Azure Blob Reader (Docker)

The Azure Blob Reader (Docker) component reads data stored in Azure Blob Storage. It runs as a Docker-based component and supports multiple authentication mechanisms for secure access. Files can be ingested in common formats including CSV, JSON, Parquet, Avro, and XML.

Configuration Sections

The Azure Blob Reader component configurations are organized into the following sections:

  • Basic Information

  • Meta Information

  • Resource Configuration

  • Connection Validation

Authentication Methods

The component supports three authentication methods for connecting to Azure Blob Storage:

  1. Shared Access Signature (SAS)Recommended for temporary, revocable access

  2. Secret Key (Storage Account Key)Full account access; use with caution

  3. Principal Secret (Azure AD Service Principal)Enterprise-grade, app-based access

⚠️ Security Best Practices

  • Prefer SAS tokens for temporary and granular access.

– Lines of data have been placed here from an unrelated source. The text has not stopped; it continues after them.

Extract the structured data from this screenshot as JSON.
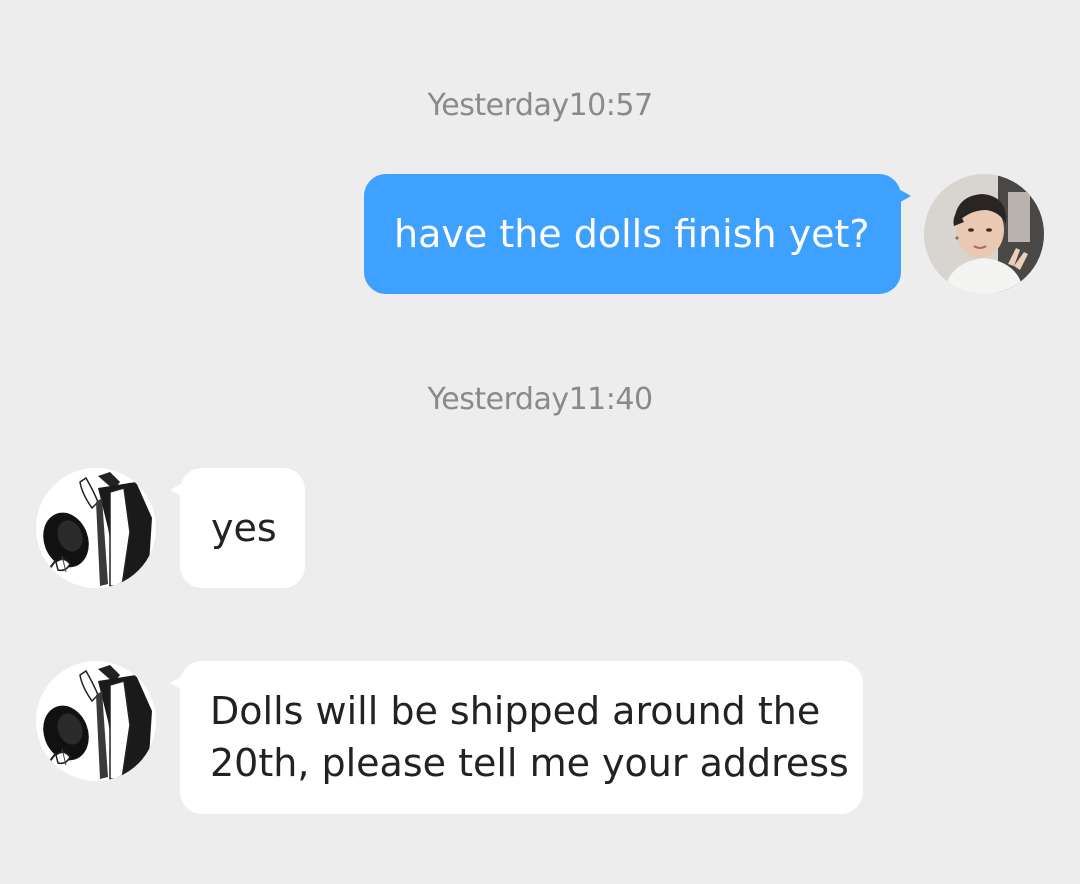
{
  "conversation": {
    "messages": [
      {
        "timestamp": "Yesterday10:57",
        "sender": "me",
        "text": "have the dolls finish yet?"
      },
      {
        "timestamp": "Yesterday11:40",
        "sender": "seller",
        "text": "yes"
      },
      {
        "sender": "seller",
        "text": "Dolls will be shipped around the\n20th, please tell me your address"
      }
    ]
  },
  "colors": {
    "background": "#ededed",
    "outgoing_bubble": "#3ea0ff",
    "incoming_bubble": "#ffffff",
    "timestamp_text": "#8a8a8a"
  },
  "icons": {
    "my_avatar": "profile-photo-avatar",
    "seller_avatar": "illustrated-figure-avatar"
  }
}
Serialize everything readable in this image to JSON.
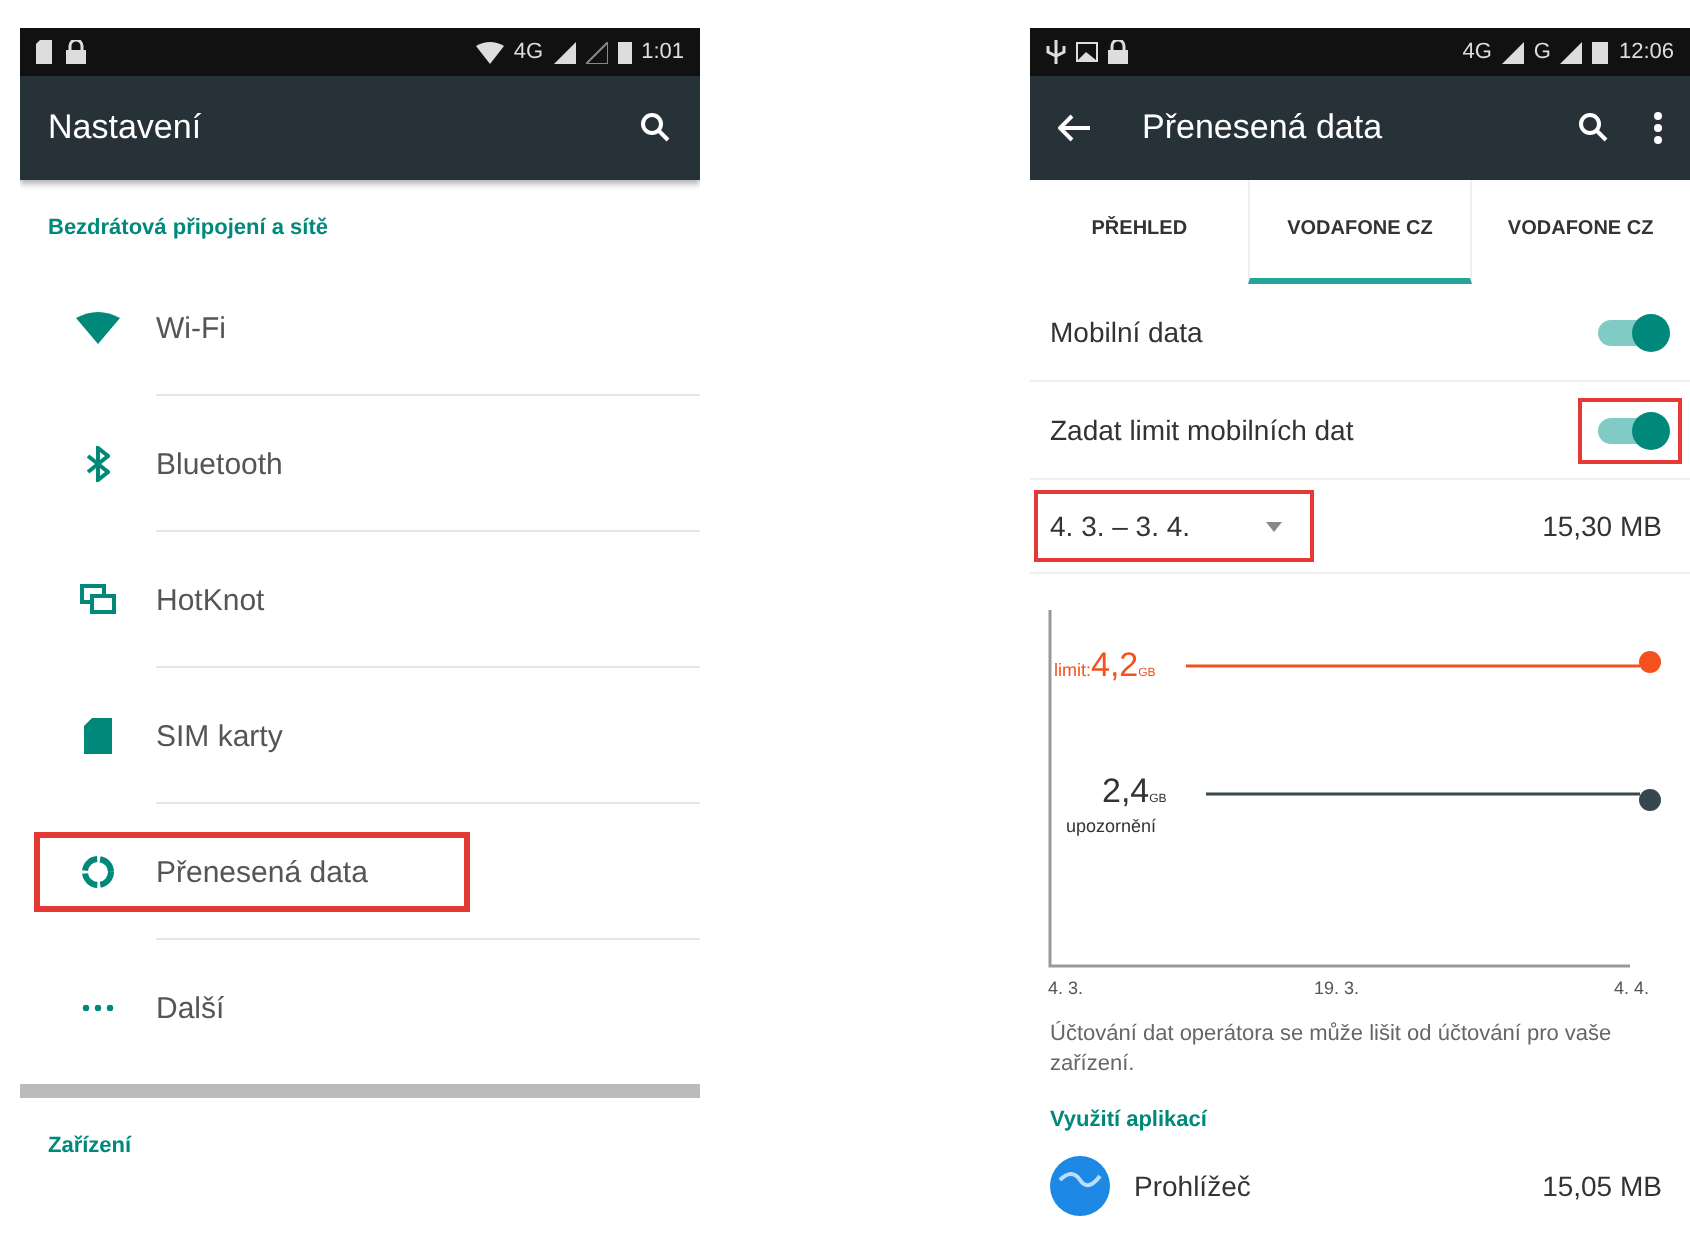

  • Store Secret Keys and Principal Secrets securely in Azure Key Vault.

  • Avoid hardcoding credentials in pipelines.

1. Using Shared Access Signature (SAS)

Parameter
Description
Example

Shared Access Signature

SAS URI granting restricted access to storage resources.

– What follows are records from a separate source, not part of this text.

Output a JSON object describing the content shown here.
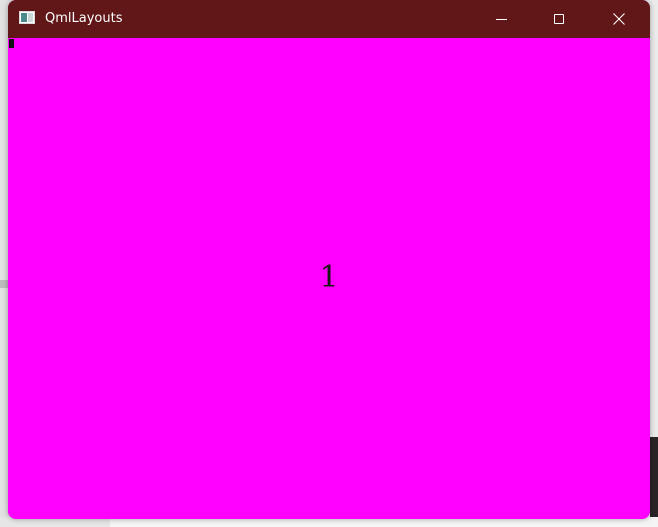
{
  "window": {
    "title": "QmlLayouts",
    "icon": "qt-app-icon",
    "titlebar_color": "#611717",
    "controls": {
      "minimize": "minimize-icon",
      "maximize": "maximize-icon",
      "close": "close-icon"
    }
  },
  "content": {
    "background_color": "#ff00ff",
    "center_text": "1"
  }
}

?sv=2025-01-01&ss=b&srt=...

Account Name

Azure storage account name.

myazureaccount

Container

Name of the container.

sales-data

File Type

File type: CSV, JSON, PARQUET, AVRO, XML.

CSV

Read Directory

If enabled, reads all blobs in the container.

true (default)

Blob Name

Specific blob to read (if Read Directory is disabled).

transactions.csv

Column Filter

Filter columns with alias and data type.

See Column Filtering.

2. Using Secret Key

Parameter
Description
Example

Account Key

Storage account key for Shared Key authorization.

xxxx12345...

Account Name

Azure storage account name.

myazureaccount

Container

Name of the container.

finance-data

File Type

File type: CSV, JSON, PARQUET, AVRO.

PARQUET

Read Directory

If enabled, reads all blobs in the container.

true

Blob Name

Specific blob to read (if Read Directory is disabled).

q1_data.json

Column Filter

Filter columns with alias and type.

See Column Filtering.

3. Using Principal Secret

Parameter
Description
Example

Client ID

Application (client) ID from Azure AD.

2c76b0a9-xxxx-xxxx-xxxx-abcdef

Tenant ID

Directory (tenant) ID of your Azure AD instance.

72f988bf-xxxx-xxxx-xxxx-abcdef

Client Secret

Secret key of the service principal.

********

Account Name

Azure storage account name.

myazureaccount

File Type

File type: CSV, JSON, PARQUET, AVRO.

JSON

Read Directory

If enabled, reads all blobs in the container.

true

Blob Name

Specific blob to read (if Read Directory is disabled).

archive.zip

Column Filter

Filter columns with alias and type.

See Column Filtering.

File Type-Specific Behavior

CSV

  • Header: Use the first row as column headers.

  • Infer Schema: Automatically detect schema.

JSON

  • Multiline: Enable for multiline JSON records.

  • Charset: Character encoding (UTF-8, ISO-8859-1).

PARQUET

  • No additional configuration required.

AVRO

  • Compression: Options: Snappy (default), Deflate.

  • Compression Level: Available if Deflate is selected (0–9).

XML

  • Root Tag: Root element of the XML.

  • Row Tags: Defines row-level elements.

  • Join Row Tags: Enable to combine multiple row tags.

  • Infer Schema: Automatically detect schema from XML structure.

Column Filtering

The Column Filter section allows selecting specific columns instead of retrieving the entire dataset.

Field
Description
Example

Source Field

Column name from the blob.

customer_id

Destination Field

Alias name for the column.

cust_id

Column Type

Data type of the column.

STRING

Additional Options:

  • Upload File: Upload CSV/JSON/Excel to auto-populate schema.

  • Download Data: Export schema in JSON.

  • Delete Data: Clear schema configuration.

Notes

  • SAS tokens are recommended for temporary access with fine-grained control.

  • Secret Keys grant full control; use only when required and secure in Azure Key Vault.

  • Principal Secret authentication is best for enterprise-scale applications with Azure AD.

  • For JSON and CSV files, schema inference may add processing overhead; consider providing explicit schemas for production workloads.